201  

В этот вечер многие пришли только потому, что приглашение поступило от кардинала Кальвино. И графиня изо всех сил старалась, чтобы как можно больше гостей познакомилось с ее музыкантами, ведь это означало, что на следующий день в оперу могли прийти люди, никогда прежде не бывавшие в театре.

Однако успех был уже практически обеспечен.

Руджерио был уверен, что теперь опера будет идти каждый вечер вплоть до конца карнавала, а к Гвидо и Тонио в течение вечера неоднократно подходили с вопросами, касавшимися их планов на будущее.

Упоминались Болонья, Милан, даже Венеция.

Венеция! Услышав это слово, Тонио тут же с извинениями прервал беседу.

Но такие разговоры завораживали его, так же как завораживало то, что его снова и снова представляли членам королевской фамилии.


Наконец они с Гвидо остались вдвоем. Дверь была заперта. И они занялись любовью, признавшись друг другу, что слегка удивлены силе собственного желания.

Потом Гвидо заснул, а Тонио лежал с открытыми глазами, как будто не хотел, чтобы эта ночь кончилась.


Наконец выложенный мозаикой пол исчертило пыльными полосами зимнее солнце. В полном одиночестве бродил Тонио взад и вперед по просторным неприбранным комнатам, периодически останавливая взгляд на высокой, в его рост, куче подарков и писем, наваленных на круглом мраморном столе.

Он отставил в сторону вино и попросил крепкого кофе.

Принеся себе кресло, начал проглядывать хрустящие, разукрашенные листы пергамента, пытаясь убедить самого себя, что ничего конкретного не ищет и просто делает то, что должен сделать. Но что-то он все-таки искал.

О, повсюду встречались ему венецианские имена! С замершим сердцем прочел он приветствия тети Катрины, поняв, что, вопреки своему обещанию, она тоже была здесь. Что ж, он не будет с нею встречаться. Потому что сейчас он слишком счастлив для этого. И семейство Леммо тоже присутствовало среди зрителей, и кое-кто еще из Лизани, и десятки других людей, кого он едва знал.
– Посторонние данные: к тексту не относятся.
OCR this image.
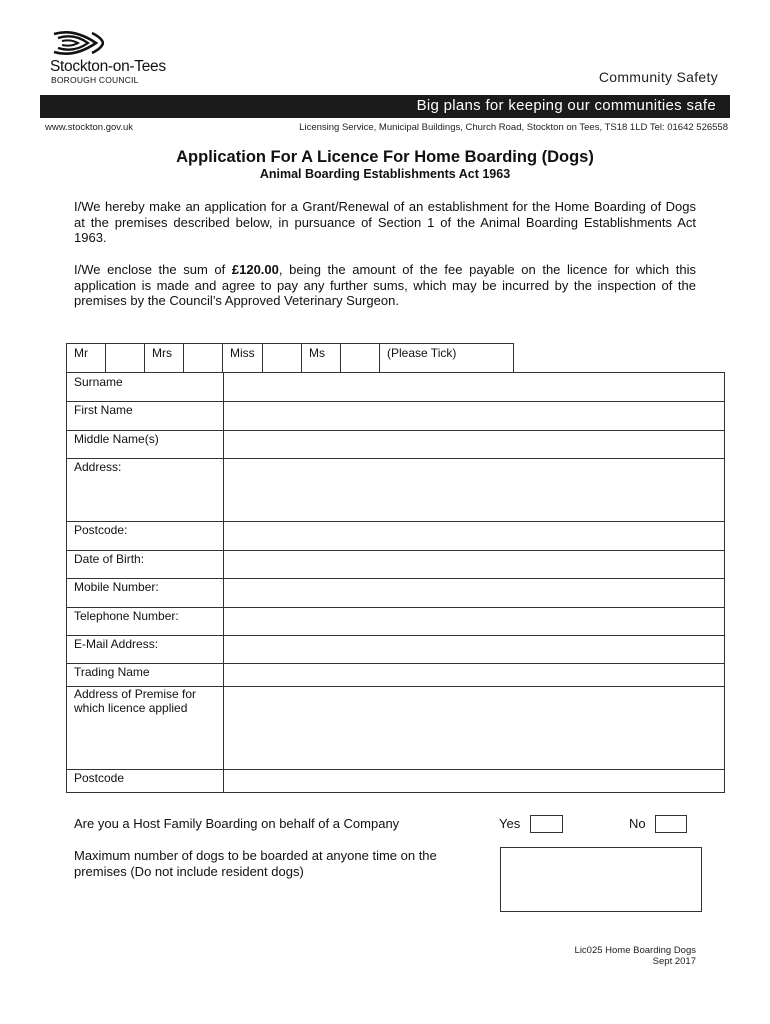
Stockton-on-Tees
BOROUGH COUNCIL	Community Safety
Big plans for keeping our communities safe
www.stockton.gov.uk	Licensing Service, Municipal Buildings, Church Road, Stockton on Tees, TS18 1LD Tel: 01642 526558
Application For A Licence For Home Boarding (Dogs)
Animal Boarding Establishments Act 1963
I/We hereby make an application for a Grant/Renewal of an establishment for the Home Boarding of Dogs at the premises described below, in pursuance of Section 1 of the Animal Boarding Establishments Act 1963.
I/We enclose the sum of £120.00, being the amount of the fee payable on the licence for which this application is made and agree to pay any further sums, which may be incurred by the inspection of the premises by the Council’s Approved Veterinary Surgeon.
Mr	Mrs	Miss	Ms	(Please Tick)
Surname
First Name
Middle Name(s)
Address:
Postcode:
Date of Birth:
Mobile Number:
Telephone Number:
E-Mail Address:
Trading Name
Address of Premise for which licence applied
Postcode
Are you a Host Family Boarding on behalf of a Company	Yes	No
Maximum number of dogs to be boarded at anyone time on the premises (Do not include resident dogs)
Lic025 Home Boarding Dogs
Sept 2017
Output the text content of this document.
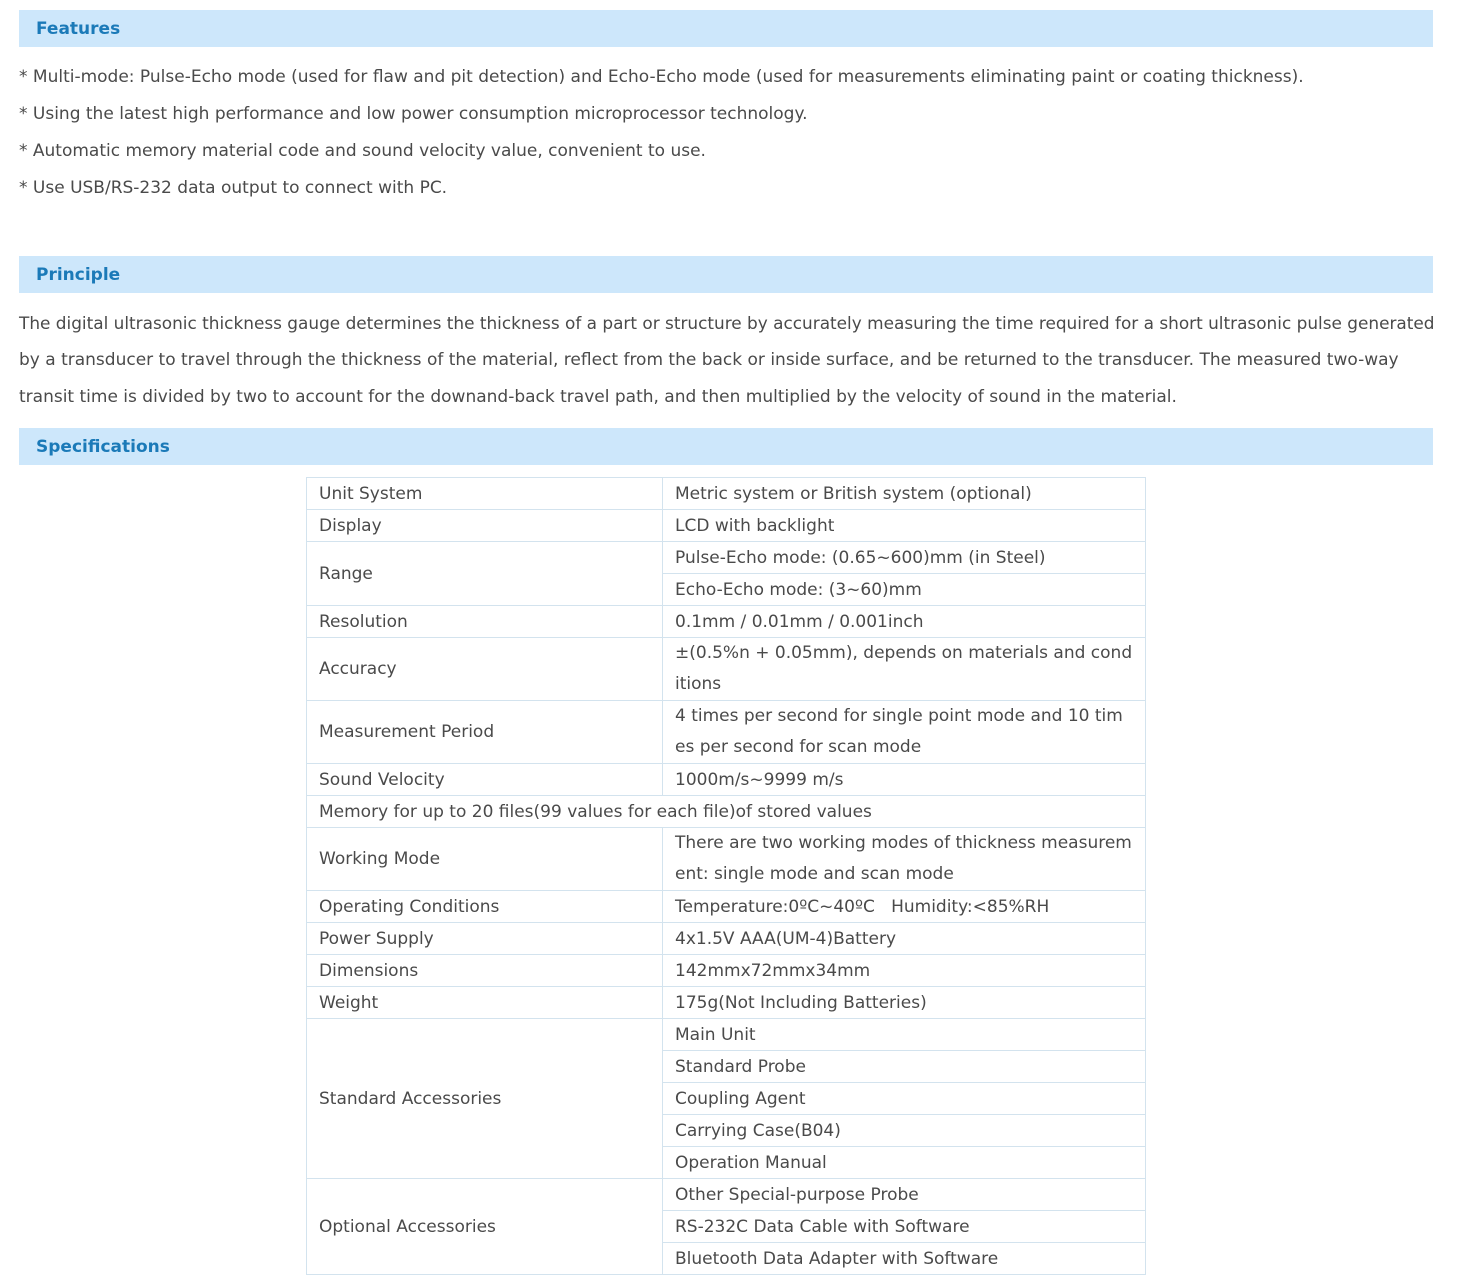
Features
* Multi-mode: Pulse-Echo mode (used for flaw and pit detection) and Echo-Echo mode (used for measurements eliminating paint or coating thickness).
* Using the latest high performance and low power consumption microprocessor technology.
* Automatic memory material code and sound velocity value, convenient to use.
* Use USB/RS-232 data output to connect with PC.
Principle
The digital ultrasonic thickness gauge determines the thickness of a part or structure by accurately measuring the time required for a short ultrasonic pulse generated
by a transducer to travel through the thickness of the material, reflect from the back or inside surface, and be returned to the transducer. The measured two-way
transit time is divided by two to account for the downand-back travel path, and then multiplied by the velocity of sound in the material.
Specifications
Unit System	Metric system or British system (optional)
Display	LCD with backlight
Range	Pulse-Echo mode: (0.65~600)mm (in Steel)
	Echo-Echo mode: (3~60)mm
Resolution	0.1mm / 0.01mm / 0.001inch
Accuracy	±(0.5%n + 0.05mm), depends on materials and conditions
Measurement Period	4 times per second for single point mode and 10 times per second for scan mode
Sound Velocity	1000m/s~9999 m/s
Memory for up to 20 files(99 values for each file)of stored values	
Working Mode	There are two working modes of thickness measurement: single mode and scan mode
Operating Conditions	Temperature:0ºC~40ºC   Humidity:<85%RH
Power Supply	4x1.5V AAA(UM-4)Battery
Dimensions	142mmx72mmx34mm
Weight	175g(Not Including Batteries)
Standard Accessories	Main Unit
	Standard Probe
	Coupling Agent
	Carrying Case(B04)
	Operation Manual
Optional Accessories	Other Special-purpose Probe
	RS-232C Data Cable with Software
	Bluetooth Data Adapter with Software
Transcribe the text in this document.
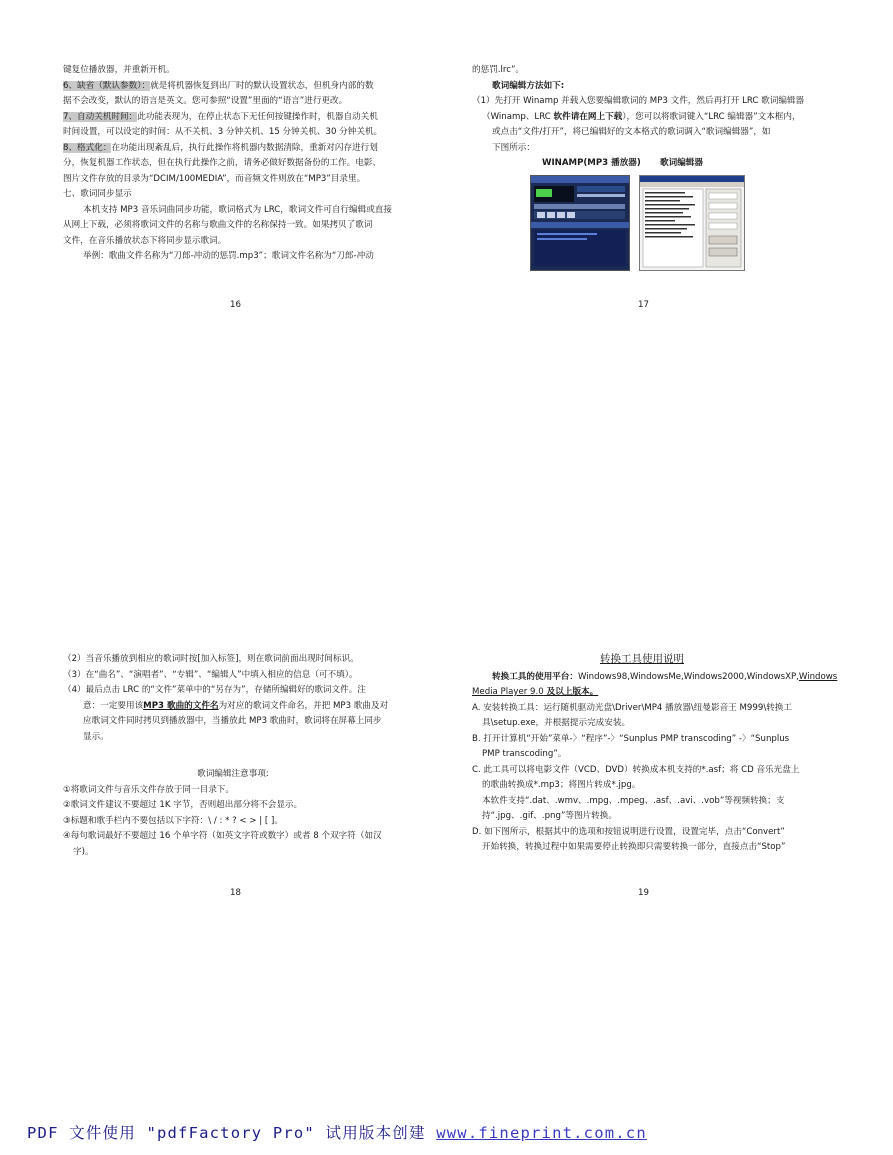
键复位播放器，并重新开机。
6、缺省（默认参数）：就是将机器恢复到出厂时的默认设置状态，但机身内部的数
据不会改变，默认的语言是英文。您可参照“设置”里面的“语言”进行更改。
7、自动关机时间：此功能表现为，在停止状态下无任何按键操作时，机器自动关机
时间设置，可以设定的时间：从不关机、3 分钟关机、15 分钟关机、30 分钟关机。
8、格式化：在功能出现紊乱后，执行此操作将机器内数据清除，重新对闪存进行划
分，恢复机器工作状态，但在执行此操作之前，请务必做好数据备份的工作。电影、
图片文件存放的目录为“DCIM/100MEDIA”，而音频文件则放在“MP3”目录里。
七、歌词同步显示
本机支持 MP3 音乐词曲同步功能，歌词格式为 LRC，歌词文件可自行编辑或直接
从网上下载，必须将歌词文件的名称与歌曲文件的名称保持一致。如果拷贝了歌词
文件，在音乐播放状态下将同步显示歌词。
举例：歌曲文件名称为“刀郎-冲动的惩罚.mp3”；歌词文件名称为“刀郎-冲动
16
的惩罚.lrc”。
歌词编辑方法如下:
（1）先打开 Winamp 并载入您要编辑歌词的 MP3 文件，然后再打开 LRC 歌词编辑器
（Winamp、LRC 软件请在网上下载），您可以将歌词键入“LRC 编辑器”文本框内，
或点击“文件/打开”，将已编辑好的文本格式的歌词调入“歌词编辑器”，如
下图所示：
WINAMP(MP3 播放器)	歌词编辑器
17
（2）当音乐播放到相应的歌词时按[加入标签]，则在歌词前面出现时间标识。
（3）在“曲名”、“演唱者”、“专辑”、“编辑人”中填入相应的信息（可不填）。
（4）最后点击 LRC 的“文件”菜单中的“另存为”，存储所编辑好的歌词文件。注
意：一定要用该MP3 歌曲的文件名为对应的歌词文件命名，并把 MP3 歌曲及对
应歌词文件同时拷贝到播放器中，当播放此 MP3 歌曲时，歌词将在屏幕上同步
显示。
歌词编辑注意事项:
①将歌词文件与音乐文件存放于同一目录下。
②歌词文件建议不要超过 1K 字节，否则超出部分将不会显示。
③标题和歌手栏内不要包括以下字符：\ / : * ? < > | [ ]。
④每句歌词最好不要超过 16 个单字符（如英文字符或数字）或者 8 个双字符（如汉
字)。
18
转换工具使用说明
转换工具的使用平台：Windows98,WindowsMe,Windows2000,WindowsXP,Windows
Media Player 9.0 及以上版本。
A. 安装转换工具：运行随机驱动光盘\Driver\MP4 播放器\纽曼影音王 M999\转换工
具\setup.exe，并根据提示完成安装。
B. 打开计算机“开始”菜单-〉“程序”-〉“Sunplus PMP transcoding” -〉“Sunplus
PMP transcoding”。
C. 此工具可以将电影文件（VCD、DVD）转换成本机支持的*.asf；将 CD 音乐光盘上
的歌曲转换成*.mp3；将图片转成*.jpg。
本软件支持“.dat、.wmv、.mpg、.mpeg、.asf、.avi、.vob”等视频转换；支
持“.jpg、.gif、.png”等图片转换。
D. 如下图所示，根据其中的选项和按钮说明进行设置，设置完毕，点击“Convert”
开始转换，转换过程中如果需要停止转换即只需要转换一部分，直接点击“Stop”
19
PDF 文件使用 "pdfFactory Pro" 试用版本创建 www.fineprint.com.cn
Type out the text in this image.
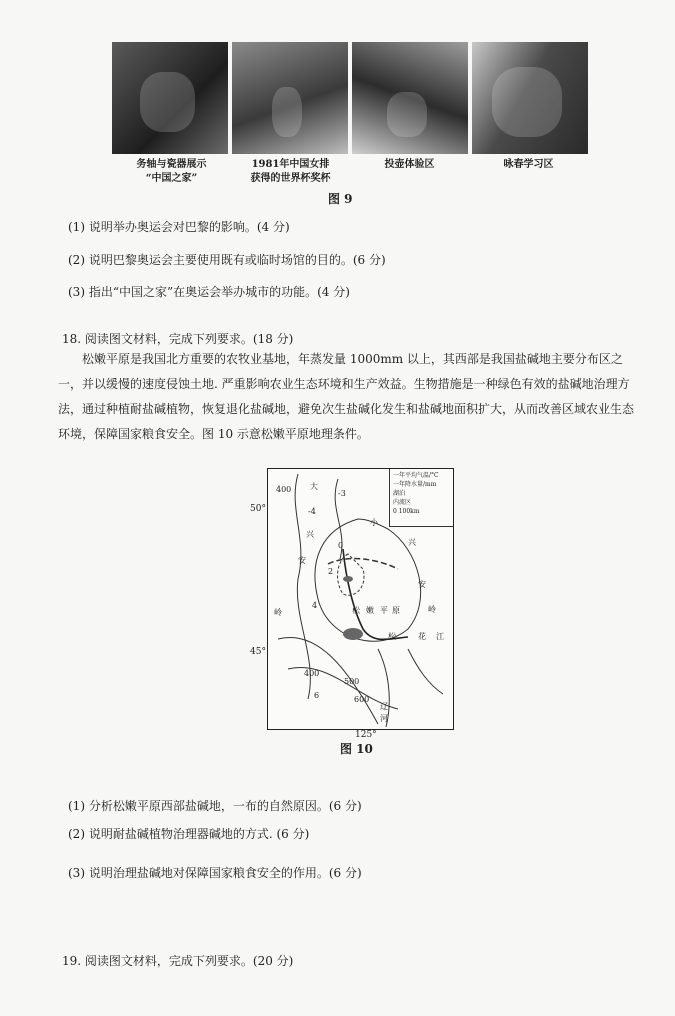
务轴与瓷器展示
“中国之家”
1981年中国女排
获得的世界杯奖杯
投壶体验区	咏春学习区
图 9
(1) 说明举办奥运会对巴黎的影响。(4 分)
(2) 说明巴黎奥运会主要使用既有或临时场馆的目的。(6 分)
(3) 指出“中国之家”在奥运会举办城市的功能。(4 分)
18. 阅读图文材料，完成下列要求。(18 分)
松嫩平原是我国北方重要的农牧业基地，年蒸发量 1000mm 以上，其西部是我国盐碱地主要分布区之一，并以缓慢的速度侵蚀土地. 严重影响农业生态环境和生产效益。生物措施是一种绿色有效的盐碱地治理方法，通过种植耐盐碱植物，恢复退化盐碱地，避免次生盐碱化发生和盐碱地面积扩大，从而改善区域农业生态环境，保障国家粮食安全。图 10 示意松嫩平原地理条件。
50°
45°
一年平均气温/°C
一年降水量/mm
湖泊
内流区
0 100km
大
兴
安
岭
小
兴
安
岭
松 嫩 平 原
松	花 江
辽
河
400	-3
-4
0
2
4
6
400
500
600
125°
图 10
(1) 分析松嫩平原西部盐碱地，一布的自然原因。(6 分)
(2) 说明耐盐碱植物治理器碱地的方式. (6 分)
(3) 说明治理盐碱地对保障国家粮食安全的作用。(6 分)
19. 阅读图文材料，完成下列要求。(20 分)
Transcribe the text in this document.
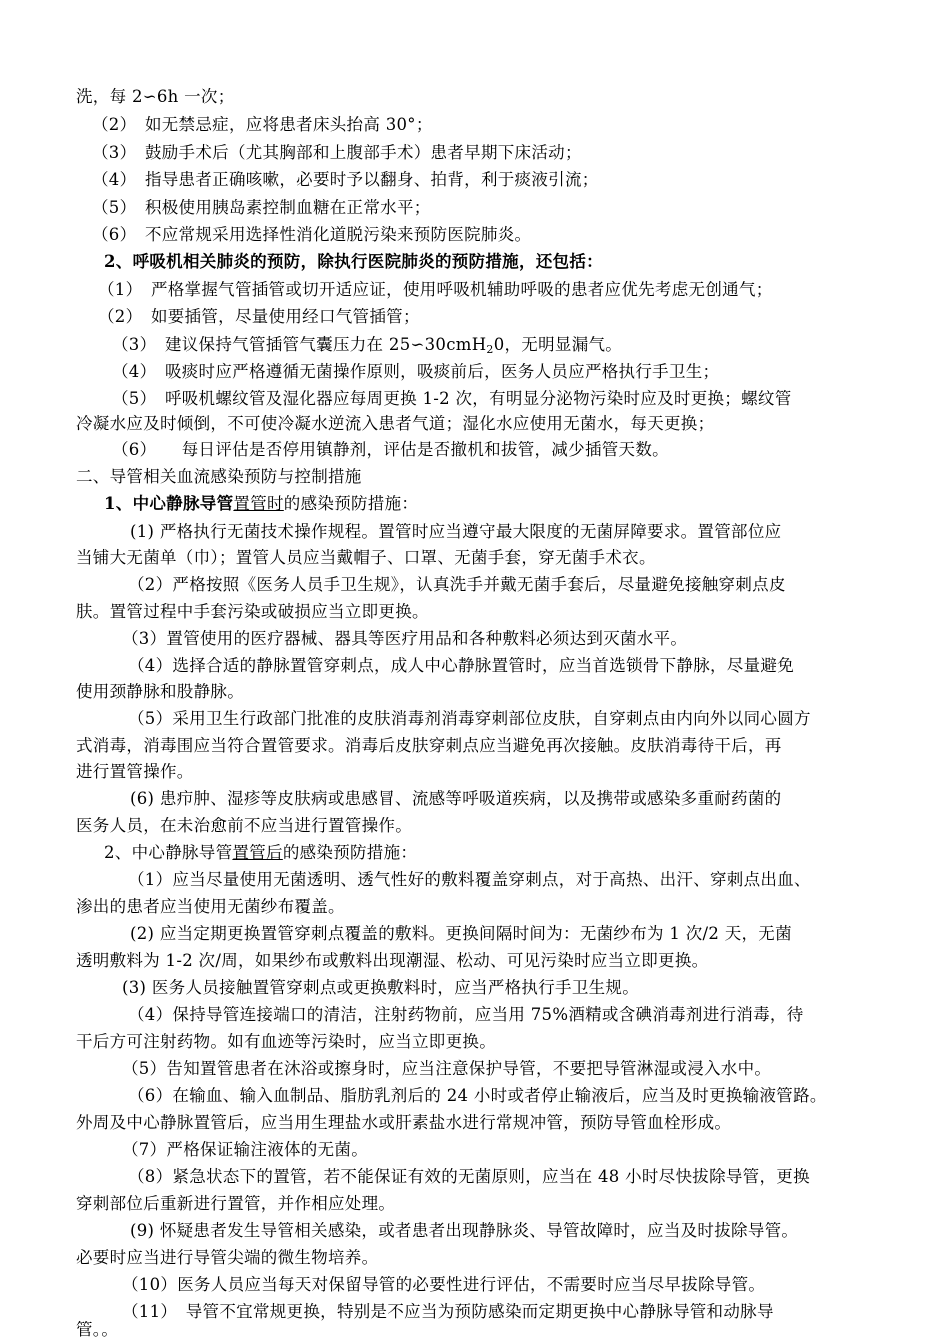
洗，每 2∽6h 一次；
（2）　如无禁忌症，应将患者床头抬高 30°；
（3）　鼓励手术后（尤其胸部和上腹部手术）患者早期下床活动；
（4）　指导患者正确咳嗽，必要时予以翻身、拍背，利于痰液引流；
（5）　积极使用胰岛素控制血糖在正常水平；
（6）　不应常规采用选择性消化道脱污染来预防医院肺炎。
2、呼吸机相关肺炎的预防，除执行医院肺炎的预防措施，还包括：
（1）　严格掌握气管插管或切开适应证，使用呼吸机辅助呼吸的患者应优先考虑无创通气；
（2）　如要插管，尽量使用经口气管插管；
（3）　建议保持气管插管气囊压力在 25∽30cmH$_2$0，无明显漏气。
（4）　吸痰时应严格遵循无菌操作原则，吸痰前后，医务人员应严格执行手卫生；
（5）　呼吸机螺纹管及湿化器应每周更换 1-2 次，有明显分泌物污染时应及时更换；螺纹管
冷凝水应及时倾倒，不可使冷凝水逆流入患者气道；湿化水应使用无菌水，每天更换；
（6）　　每日评估是否停用镇静剂，评估是否撤机和拔管，减少插管天数。
二、导管相关血流感染预防与控制措施
1、中心静脉导管置管时的感染预防措施：
(1) 严格执行无菌技术操作规程。置管时应当遵守最大限度的无菌屏障要求。置管部位应
当铺大无菌单（巾）；置管人员应当戴帽子、口罩、无菌手套，穿无菌手术衣。
（2）严格按照《医务人员手卫生规》，认真洗手并戴无菌手套后，尽量避免接触穿刺点皮
肤。置管过程中手套污染或破损应当立即更换。
（3）置管使用的医疗器械、器具等医疗用品和各种敷料必须达到灭菌水平。
（4）选择合适的静脉置管穿刺点，成人中心静脉置管时，应当首选锁骨下静脉，尽量避免
使用颈静脉和股静脉。
（5）采用卫生行政部门批准的皮肤消毒剂消毒穿刺部位皮肤，自穿刺点由内向外以同心圆方
式消毒，消毒围应当符合置管要求。消毒后皮肤穿刺点应当避免再次接触。皮肤消毒待干后，再
进行置管操作。
(6) 患疖肿、湿疹等皮肤病或患感冒、流感等呼吸道疾病，以及携带或感染多重耐药菌的
医务人员，在未治愈前不应当进行置管操作。
2、中心静脉导管置管后的感染预防措施：
（1）应当尽量使用无菌透明、透气性好的敷料覆盖穿刺点，对于高热、出汗、穿刺点出血、
渗出的患者应当使用无菌纱布覆盖。
(2) 应当定期更换置管穿刺点覆盖的敷料。更换间隔时间为：无菌纱布为 1 次/2 天，无菌
透明敷料为 1-2 次/周，如果纱布或敷料出现潮湿、松动、可见污染时应当立即更换。
(3) 医务人员接触置管穿刺点或更换敷料时，应当严格执行手卫生规。
（4）保持导管连接端口的清洁，注射药物前，应当用 75%酒精或含碘消毒剂进行消毒，待
干后方可注射药物。如有血迹等污染时，应当立即更换。
（5）告知置管患者在沐浴或擦身时，应当注意保护导管，不要把导管淋湿或浸入水中。
（6）在输血、输入血制品、脂肪乳剂后的 24 小时或者停止输液后，应当及时更换输液管路。
外周及中心静脉置管后，应当用生理盐水或肝素盐水进行常规冲管，预防导管血栓形成。
（7）严格保证输注液体的无菌。
（8）紧急状态下的置管，若不能保证有效的无菌原则，应当在 48 小时尽快拔除导管，更换
穿刺部位后重新进行置管，并作相应处理。
(9) 怀疑患者发生导管相关感染，或者患者出现静脉炎、导管故障时，应当及时拔除导管。
必要时应当进行导管尖端的微生物培养。
（10）医务人员应当每天对保留导管的必要性进行评估，不需要时应当尽早拔除导管。
（11）　导管不宜常规更换，特别是不应当为预防感染而定期更换中心静脉导管和动脉导
管。。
Так значит, весь мир был свидетелем того, как, переодетый в женский маскарадный костюм, он издавал звуки, присущие только богам и детям. Словно вернулись прежние кошмары, прежние унижения, столь же непостижимые, как его самые ужасные сны.

Он сделал глубокий глоток обжигающего, ароматного кофе.

Пробежал глазами горсть записочек со словами высочайшего восхищения, и тут же в его памяти всплыли самые интересные моменты прошедшего спектакля. Откинувшись в кресле и прижав к губам край одного из писем, он вдруг подумал, что в этот самый час аббаты уже собираются, наверное, в кофейнях и, как и он, предаются воспоминаниям о тех же моментах.

А еще там были приглашения всех сортов. Два от русских аристократов, одно от баварского, еще одно от влиятельного герцога. А в нескольких его звали на поздние ужины после представления, и эти приглашения заинтересовали его больше других.

Он подумал о Раффаэле ди Стефано и о том, сколько времени понадобится ему, чтобы одеться и добраться до дома графа. Раффаэле уже спит, в комнате так тепло… И вдруг сон стал накатывать на Тонио ласковой, мягкой волной, и, сложив руки на груди, он закрыл глаза.

От Кристины ничего не было. А почему, собственно, он чего-то ждал?

Почему?

И все же, уже поднявшись с кресла, он бросил на письма еще один взгляд. И, развернув в руке веером еще неоткрытые письма, увидел какой-то знакомый почерк.

Он не мог определить, кто это написал. А открыв письмо, прочел следующие слова:


«Мой Тонио,

неизвестно, что еще вышло бы, одержи ты верх над менее значительным человеком. Но ты сделал это своей победой. Это тот уровень, до которого доживают не многие. Сегодня ты заставил самих ангелов остерегаться тебя. Пусть Бог никогда не покинет тебя,

Алессандро».


А ниже, как будто после некоторого раздумья, был приписан адрес местопребывания Алессандро в Риме.


Почти час спустя Тонио вышел из палаццо. Воздух был бодрящим и чистым, и те несколько узких улиц, что отделяли его дом от того, который был упомянут в записке Алессандро, он прошел пешком.

Когда же дверь в комнату певца отворилась и он увидел знакомое лицо, то его заколотило так, как почти никогда в жизни. Никогда не испытывал он такого холода, как сейчас, в этом пустом коридоре; никогда не ощущал себя таким маленьким, хотя давно уже сравнялся с Алессандро ростом.

Потом он почувствовал, как Алессандро обнял его, и впервые с тех пор, как он покинул Неаполь, Тонио чуть не заплакал.